Perhaps among the more popular items due to the pandemic are infrastructure and facilities for active transportation (i.e., walking and cycling). Many cities have initiated projects that encourage more walking and cycling in order to promote healthier lifestyles as well as to reduce car dependence. The Federal Highway Administration (FHWA) of the US estimates that bike lanes can be developed for $5,000 to $50,000 per mile depending on various factors and conditions. That’s 150,000PHP to 1.5M PHP per kilometer at 48PHP : 1 USD. [Ref:] Using these numbers we can easily estimate how many kilometers of bike lanes we can produce for 175.7 B pesos. That simple division exercise will give us from 117 thousand (at 1.5M/km) to 1.171 million (at 150k/km) kilometers of bike lanes. For comparison, the Philippine national highway network is 32,932 kilometers. The numbers could mean bike lanes could laid out for the entire national road network with much to spare for provincial, city and municipal roads for connectivity. Funds can even be allocated to improve pedestrian facilities! This begs the question then of how such resources can be used in a more comprehensive manner to benefit a lot more people. From the bragging point of view, won’t such a bike lane network be more impressive than one bridge?

What else can you think about that can be funded by amounts similar to the Bataan – Cavite Bridge or other projects you can tag as “nice to have but not really necessary or urgent”?

On the burdens of car dependence

Here is a quick share today. This is another excellent article from Todd Litman who makes a great argument for why planning should move away from its being car-centric and contribute towards a significant reduction in society’s dependence on cars.

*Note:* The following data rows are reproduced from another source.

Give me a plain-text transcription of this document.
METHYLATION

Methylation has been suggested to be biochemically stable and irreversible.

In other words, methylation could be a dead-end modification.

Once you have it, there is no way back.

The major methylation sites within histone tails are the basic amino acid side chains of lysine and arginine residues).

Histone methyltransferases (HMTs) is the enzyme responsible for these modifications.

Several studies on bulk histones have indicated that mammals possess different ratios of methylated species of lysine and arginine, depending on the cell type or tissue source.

Litman, T. (December 15, 2020) “Automobile Dependency: An Unequal Burden,”, .

Much have been said and written about this topic in many platforms including social media but in many of these, I noticed that the discussion often deteriorated into hating or shaming exercises rather than be convincing, constructive arguments for reforms in planning and behavior and preference changes in transport modes. Litman is always very fair and comprehensive and employs evidence or facts in his articles that should be clear for most people to understand. I say ‘most people’ here because there are still many who are among those considered as “fact-resistant”. Happy reading!

A bigger picture for the ‘new normal’

Here’s something different thought not totally unrelated to transportation. The article is about the emergence of super typhoons and their aftermaths:

Niiler, E. (November 4, 2020) What Is a Super Typhoon, and Why Are They So Dangerous? Wired.

With the typical influx of typhoons (i.e., during the wet season there are months that can be referred to as ‘typhoon season’) and the prospects of super typhoons becoming more regular, there is now a need to review infrastructure, building guidelines and standards for cities and municipalities to become more resilient vs. these phenomena. Not long ago, disaster resilience became part of the agenda for infrastructure development; including maintenance and retrofitting vs. the anticipated calamities from typhoons, earthquakes and volcanic eruption that are experienced in many parts of the country. Perhaps the transportation system can be structured to be more disaster-resistant. And, if these phenomena happen, the transportation system can survive and serve for relief operations.